Appointed in spring 2018, Bolton followed Michael Flynn — who stepped down as national security adviser after 24 days and later pleaded guilty to lying to the FBI — and his successor, Lt. Gen. H.R. McMaster, who never forged a strong connection with the president and was forced out.
In choosing Bolton, Trump appreciated his outspoken performances on Fox News and wanted a contrast to the current and retired generals who were perceived as running his foreign policy team. Bolton also had the strong backing of Sheldon G. Adelson, the casino magnate and Republican megadonor who is a key supporter of Trump.
Long before Trump popularized his “America First” slogan, Bolton termed himself an “Americanist” who prioritized a cold-eyed view of national interests and sovereignty over what they both saw as a fuzzy-headed fixation on democracy promotion and human rights. They shared a deep skepticism of globalism and multilateralism, a commonality that empowered Bolton to use his time in the White House to orchestrate the withdrawal of the United States from arms control treaties and other international agreements.
With Trump’s backing, Bolton likewise helped enact policies meant to pressure the Communist government in Cuba, reversing some but not all of the measures taken by President Barack Obama in a diplomatic opening to the island. Among other things, the Trump administration imposed limits on travel and remittances to Cuba and opened the door to lawsuits by Americans whose property was seized in the revolution in 1959.
But if Trump’s original national security team was seen as restraining a mercurial new commander in chief, the president found himself sometimes restraining Bolton. Behind the scenes, he joked about Bolton’s penchant for confrontation. “If it was up to John, we’d be in four wars now,” one senior official recalled the president saying.
Trump also grew disenchanted with Bolton over the failed effort to push out President Nicolás Maduro of Venezuela. Rather than the easy victory he was led to anticipate, the president has found himself bogged down in a conflict over which he has less influence than he had assumed. The political opposition backed by the White House could not turn Venezuela’s military against Maduro and has been stuck in a stalemate for months.
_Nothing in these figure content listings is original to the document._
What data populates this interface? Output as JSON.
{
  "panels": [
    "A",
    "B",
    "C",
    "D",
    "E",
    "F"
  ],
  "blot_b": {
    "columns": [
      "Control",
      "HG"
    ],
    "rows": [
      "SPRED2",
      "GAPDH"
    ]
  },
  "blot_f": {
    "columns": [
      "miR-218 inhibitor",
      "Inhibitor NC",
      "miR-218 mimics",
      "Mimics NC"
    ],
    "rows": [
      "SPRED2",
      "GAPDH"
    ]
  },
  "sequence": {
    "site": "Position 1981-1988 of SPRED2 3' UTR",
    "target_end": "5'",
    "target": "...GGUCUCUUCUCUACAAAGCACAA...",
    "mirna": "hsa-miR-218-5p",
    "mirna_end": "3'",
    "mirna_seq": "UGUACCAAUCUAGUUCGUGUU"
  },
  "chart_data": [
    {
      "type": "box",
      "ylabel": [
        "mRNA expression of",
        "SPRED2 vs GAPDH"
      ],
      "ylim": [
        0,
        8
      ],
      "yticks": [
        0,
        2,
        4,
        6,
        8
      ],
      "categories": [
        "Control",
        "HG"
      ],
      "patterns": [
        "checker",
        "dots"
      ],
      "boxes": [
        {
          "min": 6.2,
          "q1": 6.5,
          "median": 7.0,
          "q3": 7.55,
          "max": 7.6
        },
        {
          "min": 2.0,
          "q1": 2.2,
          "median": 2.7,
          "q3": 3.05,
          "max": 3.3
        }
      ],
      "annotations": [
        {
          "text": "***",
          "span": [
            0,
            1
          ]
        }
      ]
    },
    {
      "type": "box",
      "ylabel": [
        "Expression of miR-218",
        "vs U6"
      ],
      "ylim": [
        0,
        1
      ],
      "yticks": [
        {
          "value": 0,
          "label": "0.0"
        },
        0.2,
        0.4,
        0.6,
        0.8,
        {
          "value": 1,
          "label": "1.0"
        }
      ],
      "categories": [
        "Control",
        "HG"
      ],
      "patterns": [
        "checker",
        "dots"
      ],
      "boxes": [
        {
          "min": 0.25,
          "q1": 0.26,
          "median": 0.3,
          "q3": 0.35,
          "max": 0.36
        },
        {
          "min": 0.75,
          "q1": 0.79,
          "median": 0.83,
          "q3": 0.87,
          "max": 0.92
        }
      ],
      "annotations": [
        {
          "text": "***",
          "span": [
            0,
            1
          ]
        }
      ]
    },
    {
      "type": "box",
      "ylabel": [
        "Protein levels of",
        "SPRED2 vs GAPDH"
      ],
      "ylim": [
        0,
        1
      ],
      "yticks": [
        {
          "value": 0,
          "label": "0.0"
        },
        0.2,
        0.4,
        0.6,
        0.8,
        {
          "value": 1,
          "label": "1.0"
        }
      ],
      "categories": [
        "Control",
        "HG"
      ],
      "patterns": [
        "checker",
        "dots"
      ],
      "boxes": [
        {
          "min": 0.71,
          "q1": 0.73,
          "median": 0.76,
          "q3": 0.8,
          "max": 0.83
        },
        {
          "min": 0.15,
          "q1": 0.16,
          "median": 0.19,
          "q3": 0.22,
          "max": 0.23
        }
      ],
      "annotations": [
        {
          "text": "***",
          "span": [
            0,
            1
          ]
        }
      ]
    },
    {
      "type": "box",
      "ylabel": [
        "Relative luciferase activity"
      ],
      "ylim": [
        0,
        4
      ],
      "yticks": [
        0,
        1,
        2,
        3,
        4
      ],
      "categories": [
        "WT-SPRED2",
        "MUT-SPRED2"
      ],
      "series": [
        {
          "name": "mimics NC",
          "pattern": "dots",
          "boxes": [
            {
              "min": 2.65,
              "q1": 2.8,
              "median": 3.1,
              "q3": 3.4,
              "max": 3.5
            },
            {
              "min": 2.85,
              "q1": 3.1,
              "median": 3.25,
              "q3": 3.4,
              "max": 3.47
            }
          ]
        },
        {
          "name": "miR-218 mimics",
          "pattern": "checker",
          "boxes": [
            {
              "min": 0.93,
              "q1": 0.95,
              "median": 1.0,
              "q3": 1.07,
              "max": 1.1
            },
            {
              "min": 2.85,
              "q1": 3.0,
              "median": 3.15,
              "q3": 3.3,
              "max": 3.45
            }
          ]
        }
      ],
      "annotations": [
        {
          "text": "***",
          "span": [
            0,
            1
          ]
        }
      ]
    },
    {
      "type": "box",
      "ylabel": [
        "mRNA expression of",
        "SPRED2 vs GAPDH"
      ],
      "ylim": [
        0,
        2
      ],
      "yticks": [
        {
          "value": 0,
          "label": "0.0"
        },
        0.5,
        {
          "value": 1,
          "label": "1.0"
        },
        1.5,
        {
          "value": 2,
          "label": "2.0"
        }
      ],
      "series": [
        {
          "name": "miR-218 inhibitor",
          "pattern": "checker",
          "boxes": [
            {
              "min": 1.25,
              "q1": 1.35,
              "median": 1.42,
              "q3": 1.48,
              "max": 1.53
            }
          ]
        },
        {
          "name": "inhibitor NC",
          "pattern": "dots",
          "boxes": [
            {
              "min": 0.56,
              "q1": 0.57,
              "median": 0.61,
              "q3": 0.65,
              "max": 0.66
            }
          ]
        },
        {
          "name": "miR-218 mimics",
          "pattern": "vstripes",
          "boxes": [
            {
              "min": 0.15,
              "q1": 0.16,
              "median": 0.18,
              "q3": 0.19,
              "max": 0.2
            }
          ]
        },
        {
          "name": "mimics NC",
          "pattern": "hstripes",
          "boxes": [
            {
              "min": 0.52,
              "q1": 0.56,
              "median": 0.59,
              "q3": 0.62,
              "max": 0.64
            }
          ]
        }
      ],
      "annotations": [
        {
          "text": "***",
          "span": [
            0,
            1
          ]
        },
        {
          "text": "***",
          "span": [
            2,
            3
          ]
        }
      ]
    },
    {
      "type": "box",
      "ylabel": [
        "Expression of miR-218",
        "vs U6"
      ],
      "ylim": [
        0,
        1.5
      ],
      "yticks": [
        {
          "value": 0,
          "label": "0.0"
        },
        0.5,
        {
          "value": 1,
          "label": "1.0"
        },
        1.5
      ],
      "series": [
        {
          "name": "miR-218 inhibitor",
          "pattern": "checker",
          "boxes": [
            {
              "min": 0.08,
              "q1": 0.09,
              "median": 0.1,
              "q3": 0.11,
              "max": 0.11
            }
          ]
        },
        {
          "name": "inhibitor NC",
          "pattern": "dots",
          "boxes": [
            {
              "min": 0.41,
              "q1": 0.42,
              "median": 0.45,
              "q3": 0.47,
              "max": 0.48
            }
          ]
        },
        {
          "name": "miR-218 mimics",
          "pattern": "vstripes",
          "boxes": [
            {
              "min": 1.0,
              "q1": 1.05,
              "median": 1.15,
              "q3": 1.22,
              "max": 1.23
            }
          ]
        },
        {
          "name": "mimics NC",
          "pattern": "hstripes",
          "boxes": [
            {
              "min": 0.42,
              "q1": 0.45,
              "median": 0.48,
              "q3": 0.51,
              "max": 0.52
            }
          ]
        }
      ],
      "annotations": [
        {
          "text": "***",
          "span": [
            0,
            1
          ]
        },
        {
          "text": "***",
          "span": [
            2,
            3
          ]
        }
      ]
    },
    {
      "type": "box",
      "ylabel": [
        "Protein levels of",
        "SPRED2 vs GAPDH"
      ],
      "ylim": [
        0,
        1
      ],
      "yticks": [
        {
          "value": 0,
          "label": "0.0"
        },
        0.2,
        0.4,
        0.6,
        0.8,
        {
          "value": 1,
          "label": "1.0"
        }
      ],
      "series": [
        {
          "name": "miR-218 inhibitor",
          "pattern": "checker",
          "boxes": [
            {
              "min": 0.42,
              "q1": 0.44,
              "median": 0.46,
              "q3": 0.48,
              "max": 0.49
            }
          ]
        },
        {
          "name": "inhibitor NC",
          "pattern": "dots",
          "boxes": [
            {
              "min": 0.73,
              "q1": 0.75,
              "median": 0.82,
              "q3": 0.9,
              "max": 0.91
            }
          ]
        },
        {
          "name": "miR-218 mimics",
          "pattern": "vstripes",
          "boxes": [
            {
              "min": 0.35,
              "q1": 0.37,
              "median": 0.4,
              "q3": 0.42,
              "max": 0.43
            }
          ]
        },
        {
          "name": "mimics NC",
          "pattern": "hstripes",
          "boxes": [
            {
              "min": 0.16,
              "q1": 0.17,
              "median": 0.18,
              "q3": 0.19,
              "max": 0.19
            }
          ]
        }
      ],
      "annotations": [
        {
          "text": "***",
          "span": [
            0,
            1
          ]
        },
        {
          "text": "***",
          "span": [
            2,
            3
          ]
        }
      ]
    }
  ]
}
The divergence between the two men was on display in May during the president’s first trip this year to Japan. After Bolton told reporters then that “there is no doubt” that North Korean short-range missile launches violated U.N. resolutions, Trump dismissed the concern, still eager to preserve his strained relationship with Kim.
“My people think it could have been a violation, as you know,” the president told reporters. “I view it differently.”
Trump likewise repudiated an idea of working to overthrow the government of Iran, a goal Bolton long advanced as a private citizen. “We’re not looking for regime change,” Trump said. “I just want to make that clear.”
After Iran was accused in June of damaging two tankers with explosives and then shot down the drone, Bolton favored a demonstration of force. He facilitated a recommendation by the national security team for an airstrike against Iranian radar and other facilities, which Trump initially accepted only to change his mind at the last minute out of what he said was concern over casualties that would result.
Bolton’s later absence from Trump’s trip to the DMZ and hourlong meeting with Kim seemed conspicuous. Bolton’s staff said he was only following through on his schedule by going to Mongolia, but right or wrong, it was taken as a sign that he was not fully on board with the president’s diplomatic overture to North Korea.